In January in San Francisco, there’s a minimum wage increase and escalation that will continue throughout the year, so we have to account for that in our budget. [Editor’s note: the minimum wage was raised to $11.05 on January 1st and will reach $15 by 2018; read more here.] We’re making sure that we are providing good health care benefits and doing our job at the top level that keeps our next layer focused. If they are focused, they can take care of guests more effectively. We want to get away from looking at this business as a transient job and look at it more as an occupation. Providing benefits gives our staff more long-term security, making them more knowledgeable and effective.
These are effective tools that can help us manage, hone, and keep a workforce of people who are trained and motivated. Turnover is one of the key inefficiencies in this business.
Food & Beverages
Since we have a variety of restaurants, we’re working with vendor partners to find new cost savings by preferred purchasing, purchasing at scale, and other opportunities. We are asking vendors to come up with new solutions for reducing waste and packaging, which will help us on the front end and them on the back end.
We have to make sure we’re not reacting, but forecasting and looking down the line. Think about the great lime shortage of last year, when limes went from $28 a case to $130. We serve margaritas by the caseload! You’ve got to get ahead of that as early as you can. We looked at other products we could use, tried out a lemon blend, and found other ways to get us through so we didn’t have to return the cost to guests. At Lolinda, we’re always looking at meat prices and meat futures – when BBQ season heats up, different cuts become popular and prices go up.
When managing a budget, you have to keep your eye constantly on the horizon and account for these peaks and valleys. If you’re reacting to a price increase, you’re already behind.
We try to keep all of our restaurants independent because they live in different neighborhoods, but we set goals as a company that will help each restaurant thrive in its own environment. Each one has an agenda in its neighborhood that requires a different focus.

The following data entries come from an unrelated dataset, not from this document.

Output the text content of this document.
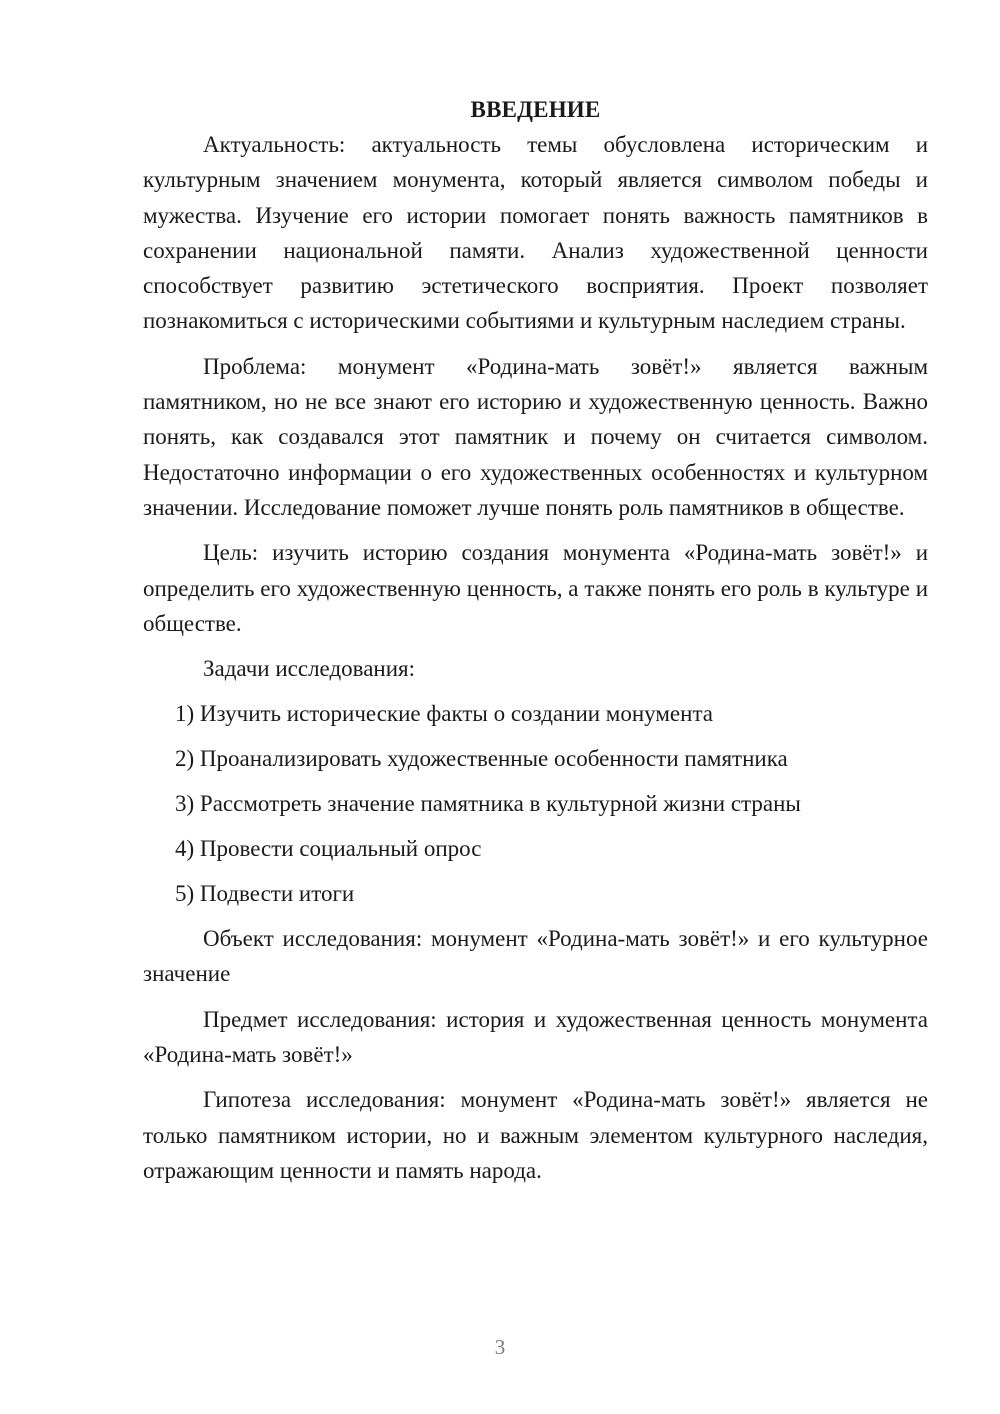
ВВЕДЕНИЕ

Актуальность: актуальность темы обусловлена историческим и культурным значением монумента, который является символом победы и мужества. Изучение его истории помогает понять важность памятников в сохранении национальной памяти. Анализ художественной ценности способствует развитию эстетического восприятия. Проект позволяет познакомиться с историческими событиями и культурным наследием страны.

Проблема: монумент «Родина-мать зовёт!» является важным памятником, но не все знают его историю и художественную ценность. Важно понять, как создавался этот памятник и почему он считается символом. Недостаточно информации о его художественных особенностях и культурном значении. Исследование поможет лучше понять роль памятников в обществе.

Цель: изучить историю создания монумента «Родина-мать зовёт!» и определить его художественную ценность, а также понять его роль в культуре и обществе.

Задачи исследования:
1) Изучить исторические факты о создании монумента
2) Проанализировать художественные особенности памятника
3) Рассмотреть значение памятника в культурной жизни страны
4) Провести социальный опрос
5) Подвести итоги

Объект исследования: монумент «Родина-мать зовёт!» и его культурное значение

Предмет исследования: история и художественная ценность монумента «Родина-мать зовёт!»

Гипотеза исследования: монумент «Родина-мать зовёт!» является не только памятником истории, но и важным элементом культурного наследия, отражающим ценности и память народа.

3
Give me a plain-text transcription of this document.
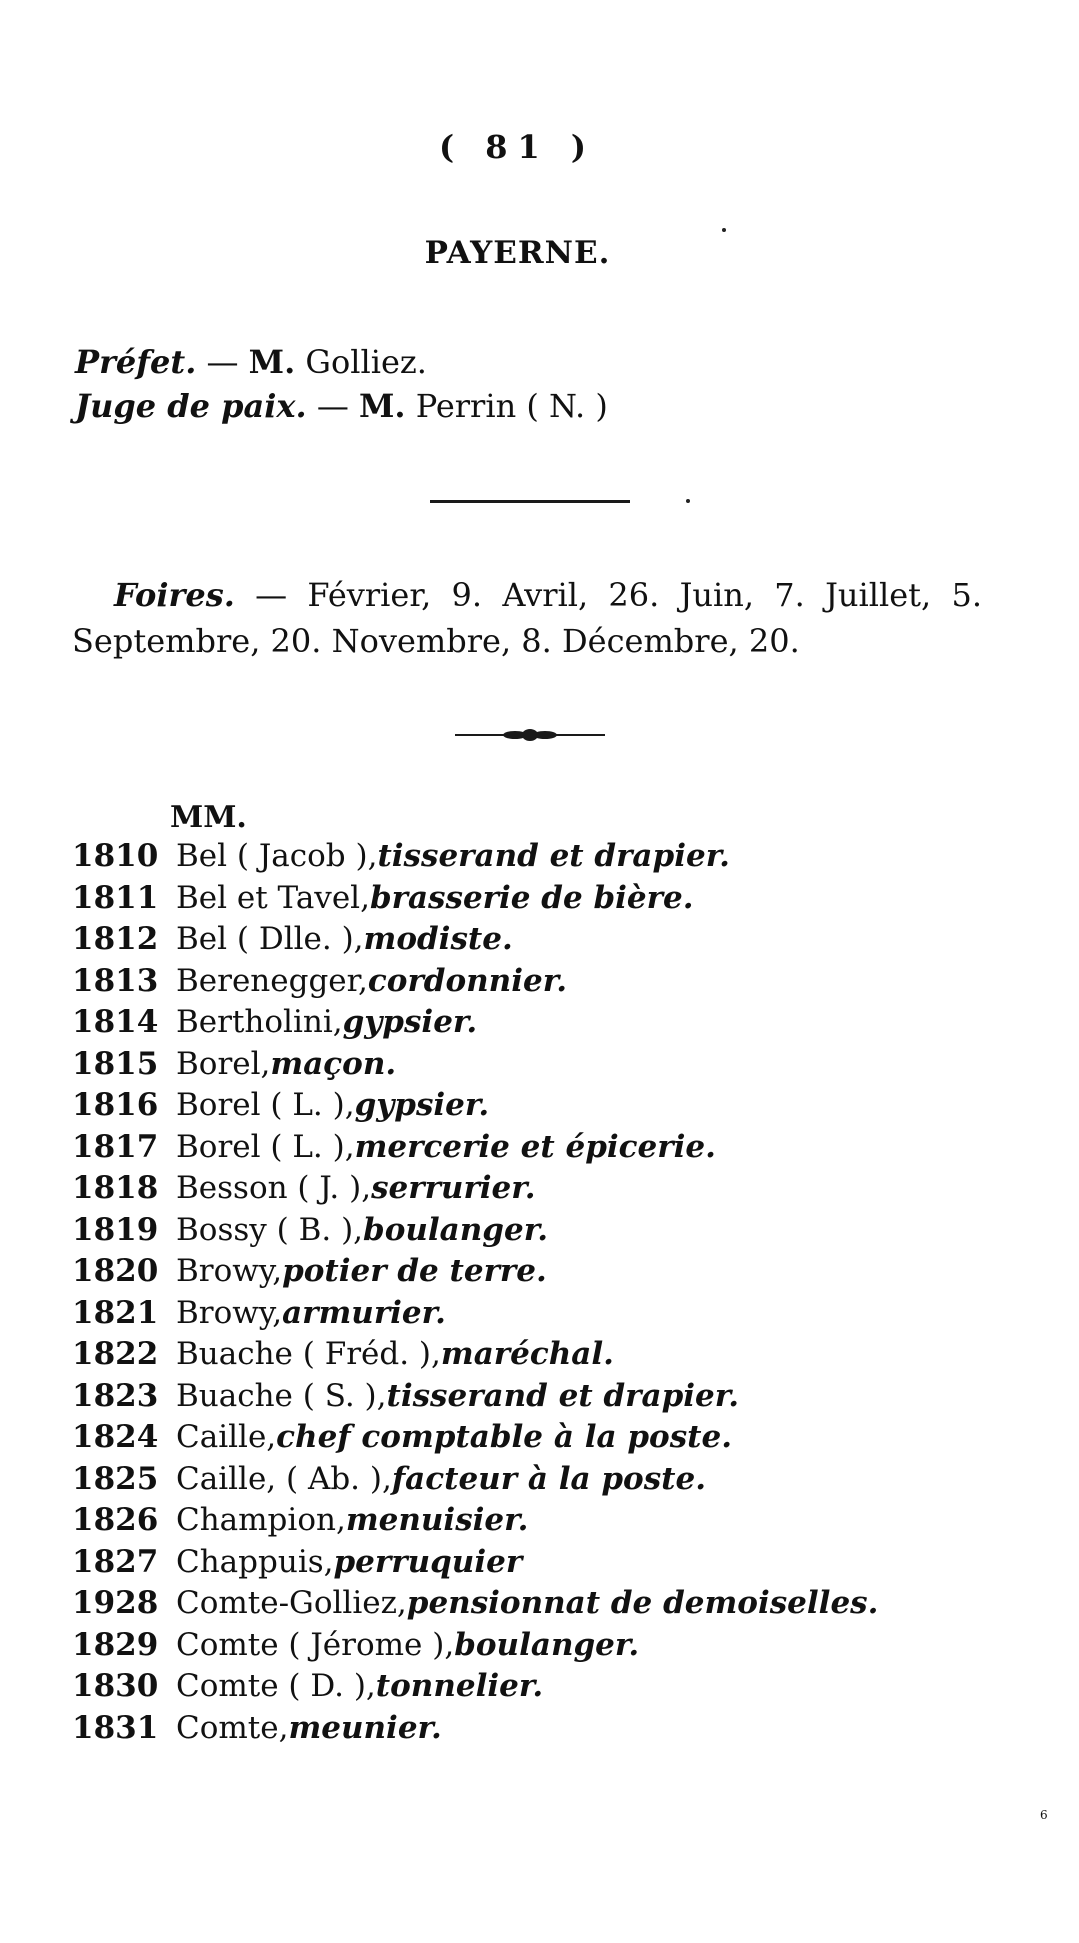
( 81 )
PAYERNE.
Préfet. — M. Golliez.
Juge de paix. — M. Perrin ( N. )
Foires. — Février, 9. Avril, 26. Juin, 7. Juillet, 5. Septembre, 20. Novembre, 8. Décembre, 20.
MM.
1810 Bel ( Jacob ), tisserand et drapier.
1811 Bel et Tavel, brasserie de bière.
1812 Bel ( Dlle. ), modiste.
1813 Berenegger, cordonnier.
1814 Bertholini, gypsier.
1815 Borel, maçon.
1816 Borel ( L. ), gypsier.
1817 Borel ( L. ), mercerie et épicerie.
1818 Besson ( J. ), serrurier.
1819 Bossy ( B. ), boulanger.
1820 Browy, potier de terre.
1821 Browy, armurier.
1822 Buache ( Fréd. ), maréchal.
1823 Buache ( S. ), tisserand et drapier.
1824 Caille, chef comptable à la poste.
1825 Caille, ( Ab. ), facteur à la poste.
1826 Champion, menuisier.
1827 Chappuis, perruquier
1928 Comte-Golliez, pensionnat de demoiselles.
1829 Comte ( Jérome ), boulanger.
1830 Comte ( D. ), tonnelier.
1831 Comte, meunier.
6
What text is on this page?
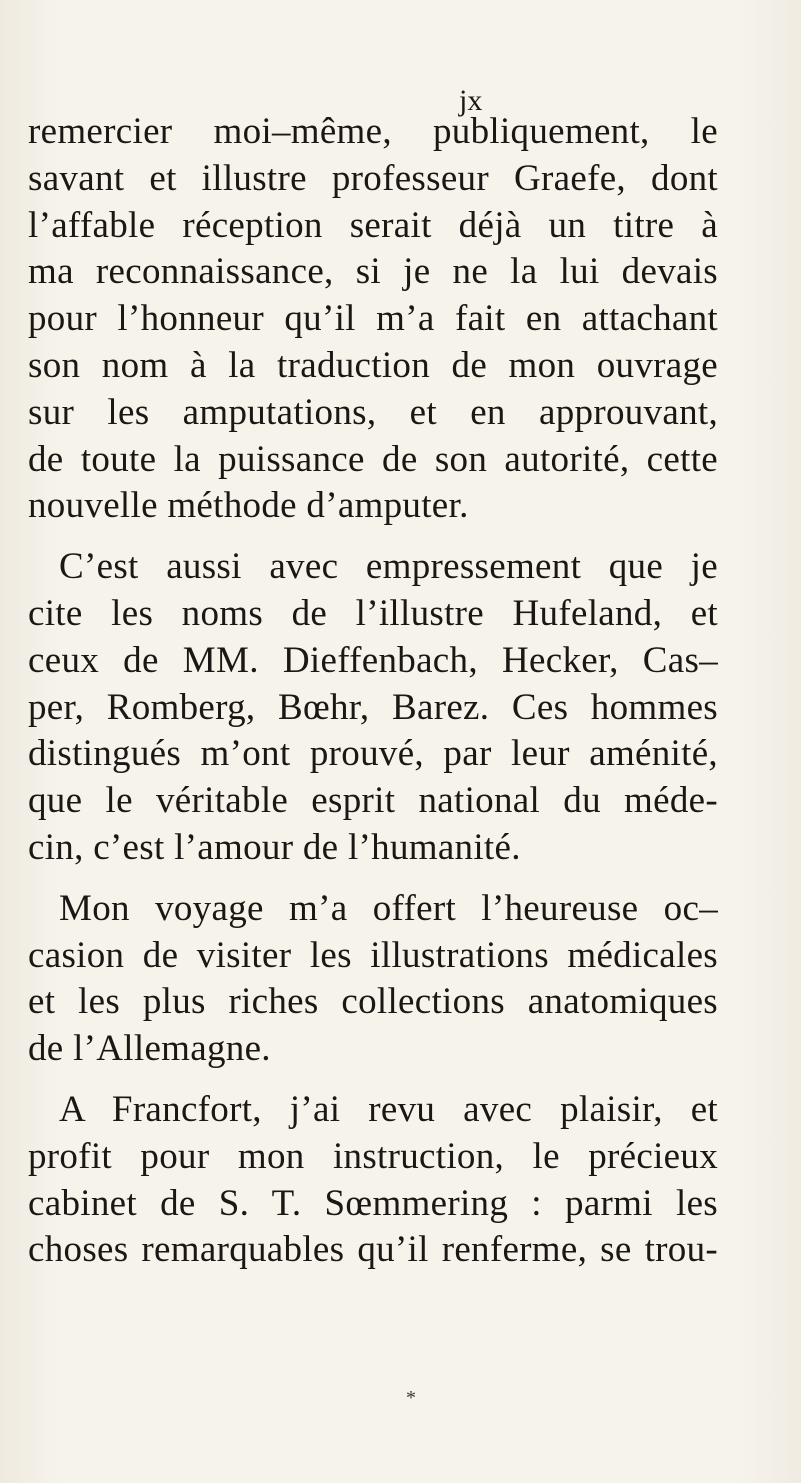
jx
remercier moi–même, publiquement, le
savant et illustre professeur Graefe, dont
l’affable réception serait déjà un titre à
ma reconnaissance, si je ne la lui devais
pour l’honneur qu’il m’a fait en attachant
son nom à la traduction de mon ouvrage
sur les amputations, et en approuvant,
de toute la puissance de son autorité, cette
nouvelle méthode d’amputer.
C’est aussi avec empressement que je
cite les noms de l’illustre Hufeland, et
ceux de MM. Dieffenbach, Hecker, Cas–
per, Romberg, Bœhr, Barez. Ces hommes
distingués m’ont prouvé, par leur aménité,
que le véritable esprit national du méde-
cin, c’est l’amour de l’humanité.
Mon voyage m’a offert l’heureuse oc–
casion de visiter les illustrations médicales
et les plus riches collections anatomiques
de l’Allemagne.
A Francfort, j’ai revu avec plaisir, et
profit pour mon instruction, le précieux
cabinet de S. T. Sœmmering : parmi les
choses remarquables qu’il renferme, se trou-
*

Consider environmental changes that will impact your restaurant. Look at new businesses coming into your area – in Q1, Q2, Q3, and Q4 — and how they will impact your neighborhood and increase your volume. Then take your budget and ask, how do we envision growth in our sales in these different quarters? Pencil that in.
The Big Picture
Budget is a great tool to go back to and measure, but we don’t run our businesses based on budget. That’s a foundation piece, but what’s truly effective is being present and aware and knowing how your business is running. You can get lost in managing to a budget and burn energy trying to live up to it. If you’re running well and people are happy and you have good employee retention and good reviews, budget shouldn’t be limiting or confining.
If something happens economically, it can affect you detrimentally or positively. Budget is only effective for the time and space of when it was created. It’s important to keep revisiting it to stay on top of the systems, programs, personnel and product that keep your momentum steady.